March 10, 2004

Joe on Joe

One of my favorite baseball writers, Joe Sheehan, wrote a column yesterday about one of my favorite baseball players, Joe Mauer.

Sheehan showed that only 28 catchers in baseball history who were 6'4" or taller totaled 200 or more plate appearances in the major leagues. Of those 28, there isn't a single guy you would call "great."

This is an issue because Joe Mauer is a catcher and he is 6'4".

Sheehan writes:

I just don't agree that Mauer is a future star behind the plate, and it has everything to do with his height. Mauer is listed at 6'4", and people that height or taller just don't have long, successful careers at the catching position.

It's an interesting point that Sheehan makes and certainly Mauer's height is worth looking at, but I just don't think it's all that significant. If we drop the magic cutoff number one inch - from 6'4" to 6'3" - we suddenly get a much bigger and better list of players.

Here are some notable 6'3" or taller catchers, along with how many times they made an All-Star team:


Carlton Fisk 11
Bill Freehan 11
Mike Piazza 10
Ernie Lombardi 8
Walker Cooper 8
Lance Parrish 8
Sandy Alomar Jr. 6
Terry Kennedy 4
Tom Haller 3

Heck, the catcher Mauer is replacing in Minnesota is A.J. Pierzynski, who is 6'3" (and has one All-Star appearance).

Is the difference between 6'3" and 6'4" all that meaningful? Because he's an inch taller than them, does that make it much more unlikely for Mauer to do what all-time greats like Carlton Fisk, Bill Freehan, Mike Piazza and Ernie Lombardi did?

As Brian Gunn over at Redbird Nation points out:

The simple fact is that not many players are 6'4" at any position. Do you know how many second baseman were 6'4" and had over 200 plate appearances in the majors? Three -- Andy Fox, George Kelly, and 2B/guard/GM Danny Ainge. How about shortstops? Just two. One was Cal Ripken, but still, that's a pretty small class. How about third basemen? Only 17.

In fact, there have been just 159 non-pitchers who were 6'4" or taller and had 200 PA's in the bigs. The fact that only 28 were catchers just isn't that telling. (In fact, that's more catchers than you'd expect given the total pool of tall players.)

The limited number of tall position-players in baseball history is interesting to me. I suppose the amount of men in the world 6'4" or taller is relatively small, compared to the pool of men under 6'4". That in itself certainly goes a long way towards explaining the lack of tall hitters in major league history.

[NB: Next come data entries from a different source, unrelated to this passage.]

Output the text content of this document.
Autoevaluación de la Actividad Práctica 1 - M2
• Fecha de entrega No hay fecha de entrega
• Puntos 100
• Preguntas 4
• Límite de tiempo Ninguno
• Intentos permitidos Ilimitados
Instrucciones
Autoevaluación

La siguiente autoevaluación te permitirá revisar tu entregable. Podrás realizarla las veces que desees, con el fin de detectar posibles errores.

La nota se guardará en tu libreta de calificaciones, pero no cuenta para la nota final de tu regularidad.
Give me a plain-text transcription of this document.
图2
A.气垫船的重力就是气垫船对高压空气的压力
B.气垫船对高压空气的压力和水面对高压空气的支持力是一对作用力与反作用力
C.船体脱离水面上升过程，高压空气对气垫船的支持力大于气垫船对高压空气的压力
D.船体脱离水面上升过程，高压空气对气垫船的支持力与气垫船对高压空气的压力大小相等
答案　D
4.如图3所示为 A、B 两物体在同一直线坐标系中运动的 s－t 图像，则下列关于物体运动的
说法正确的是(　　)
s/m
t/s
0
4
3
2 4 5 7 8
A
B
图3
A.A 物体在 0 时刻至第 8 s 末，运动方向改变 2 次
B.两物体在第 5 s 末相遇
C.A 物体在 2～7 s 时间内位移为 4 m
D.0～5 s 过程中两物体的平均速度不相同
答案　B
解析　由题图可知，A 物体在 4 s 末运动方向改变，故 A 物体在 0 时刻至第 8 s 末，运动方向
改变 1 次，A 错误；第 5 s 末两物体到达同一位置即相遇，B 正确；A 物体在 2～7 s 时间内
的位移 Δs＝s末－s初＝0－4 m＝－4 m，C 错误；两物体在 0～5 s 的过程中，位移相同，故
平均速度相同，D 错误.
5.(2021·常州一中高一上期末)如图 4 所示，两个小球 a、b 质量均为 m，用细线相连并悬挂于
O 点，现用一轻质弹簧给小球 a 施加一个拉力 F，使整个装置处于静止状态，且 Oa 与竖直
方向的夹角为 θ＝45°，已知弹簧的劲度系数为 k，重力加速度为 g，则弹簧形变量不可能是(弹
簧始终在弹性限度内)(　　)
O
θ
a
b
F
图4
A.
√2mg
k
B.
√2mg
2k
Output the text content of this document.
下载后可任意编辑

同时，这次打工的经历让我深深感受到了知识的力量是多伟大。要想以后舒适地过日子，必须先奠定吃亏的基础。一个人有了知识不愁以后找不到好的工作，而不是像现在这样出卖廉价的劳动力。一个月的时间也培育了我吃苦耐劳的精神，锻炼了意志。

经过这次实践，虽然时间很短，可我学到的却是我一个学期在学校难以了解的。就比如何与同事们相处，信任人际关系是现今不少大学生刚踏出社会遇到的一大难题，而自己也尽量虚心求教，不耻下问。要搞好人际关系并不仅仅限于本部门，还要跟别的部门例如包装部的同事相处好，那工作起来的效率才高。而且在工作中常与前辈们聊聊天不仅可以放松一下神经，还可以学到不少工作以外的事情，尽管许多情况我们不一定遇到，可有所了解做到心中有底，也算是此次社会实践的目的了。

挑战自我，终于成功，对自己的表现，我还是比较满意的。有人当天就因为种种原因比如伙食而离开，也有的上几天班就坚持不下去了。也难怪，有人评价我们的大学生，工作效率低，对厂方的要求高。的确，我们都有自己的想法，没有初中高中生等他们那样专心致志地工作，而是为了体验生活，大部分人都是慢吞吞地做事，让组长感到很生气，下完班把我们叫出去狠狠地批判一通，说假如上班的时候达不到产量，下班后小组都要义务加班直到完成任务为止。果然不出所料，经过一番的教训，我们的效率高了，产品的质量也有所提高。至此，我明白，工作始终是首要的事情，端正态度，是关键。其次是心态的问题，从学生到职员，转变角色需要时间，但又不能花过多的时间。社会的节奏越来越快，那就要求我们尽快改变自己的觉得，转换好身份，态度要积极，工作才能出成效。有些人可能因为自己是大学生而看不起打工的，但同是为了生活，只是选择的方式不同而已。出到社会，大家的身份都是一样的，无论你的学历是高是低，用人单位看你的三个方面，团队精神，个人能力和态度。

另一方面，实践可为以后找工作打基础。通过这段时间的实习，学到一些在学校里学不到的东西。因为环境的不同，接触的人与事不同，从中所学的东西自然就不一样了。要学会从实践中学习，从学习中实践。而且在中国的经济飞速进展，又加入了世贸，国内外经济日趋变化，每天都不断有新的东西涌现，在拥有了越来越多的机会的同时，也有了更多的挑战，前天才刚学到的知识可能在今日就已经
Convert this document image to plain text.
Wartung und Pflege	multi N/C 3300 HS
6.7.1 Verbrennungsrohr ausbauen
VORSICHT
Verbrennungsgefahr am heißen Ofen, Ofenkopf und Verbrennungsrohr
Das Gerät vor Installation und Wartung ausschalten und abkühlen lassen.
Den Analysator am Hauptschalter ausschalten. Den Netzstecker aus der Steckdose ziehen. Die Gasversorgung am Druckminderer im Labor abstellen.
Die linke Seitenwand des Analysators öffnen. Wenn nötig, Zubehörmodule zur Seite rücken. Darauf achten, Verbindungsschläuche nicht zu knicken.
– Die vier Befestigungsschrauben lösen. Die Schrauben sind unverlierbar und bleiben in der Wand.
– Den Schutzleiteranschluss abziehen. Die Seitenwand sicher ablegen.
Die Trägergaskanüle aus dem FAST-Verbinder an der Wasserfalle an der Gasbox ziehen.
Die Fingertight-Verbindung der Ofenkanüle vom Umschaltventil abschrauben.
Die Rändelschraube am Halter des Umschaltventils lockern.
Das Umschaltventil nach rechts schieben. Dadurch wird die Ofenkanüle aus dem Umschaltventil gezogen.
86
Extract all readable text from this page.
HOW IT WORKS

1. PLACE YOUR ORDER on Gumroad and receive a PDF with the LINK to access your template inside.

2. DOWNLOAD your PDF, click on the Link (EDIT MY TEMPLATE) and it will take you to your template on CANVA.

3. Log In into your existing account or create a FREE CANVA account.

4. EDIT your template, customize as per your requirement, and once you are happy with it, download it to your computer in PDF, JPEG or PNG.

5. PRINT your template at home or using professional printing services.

Beyond that, if you're 6'4" and above, I would think it's likely you would play another sport, specifically basketball, instead of baseball. That further limits the amount of tall hitters.

Brian mentioned Cal Ripken Jr., who was 6'4" and one of the greatest shortstops in baseball history. Prior to Ripken debuting in 1981, guess how many shortstops in baseball history with 200+ plate appearances were 6'4" or taller? Zero.

Breaking down the 6'4" or taller players with 200+ plate appearances by position:

Catcher             28

First Base/DH 62
Second Base 2
Shortstop 2
Third Base 9
Left Field 22
Center Field 8
Right Field 29

Judging from those numbers, the odds are probably against anyone 6'4" or over, at any position, having a successful major league career. And, like Brian said, tall catchers are more prevalent than you would expect, given the overall numbers.

Dropping the height cutoff from 6'4" to 6'3", here is what we get:

Catcher             78

First Base/DH 132
Second Base 5
Shortstop 14
Third Base 36
Left Field 54
Center Field 32
Right Field 63

Catchers move up even further on the list, trailing only first basemen/designated hitters in players at least 6'3".

I suppose it all comes down to how important you think an inch is (please, no sexual jokes, this is a serious subject!). Perhaps this is just the Twins fan in me talking, but when you say that Joe Mauer being 6'4" makes it unlikely he'll have a great career as a catcher and I look one inch down and see Hall of Fame catchers at 6'3", I have a hard time buying it.

That's no knock against Joe Sheehan, of course. His point is still valid and he is certainly entitled to his opinion on Mauer (and his opinion is definitely one to pay attention to).

Cal Ripken Jr. was a Hall of Famer at a position no one his height had ever played before. Joe Mauer is attempting to be a 6'4" Hall of Fame catcher, but at least he's got 28 (albeit not-so-great) tall guys who braved the waters before him.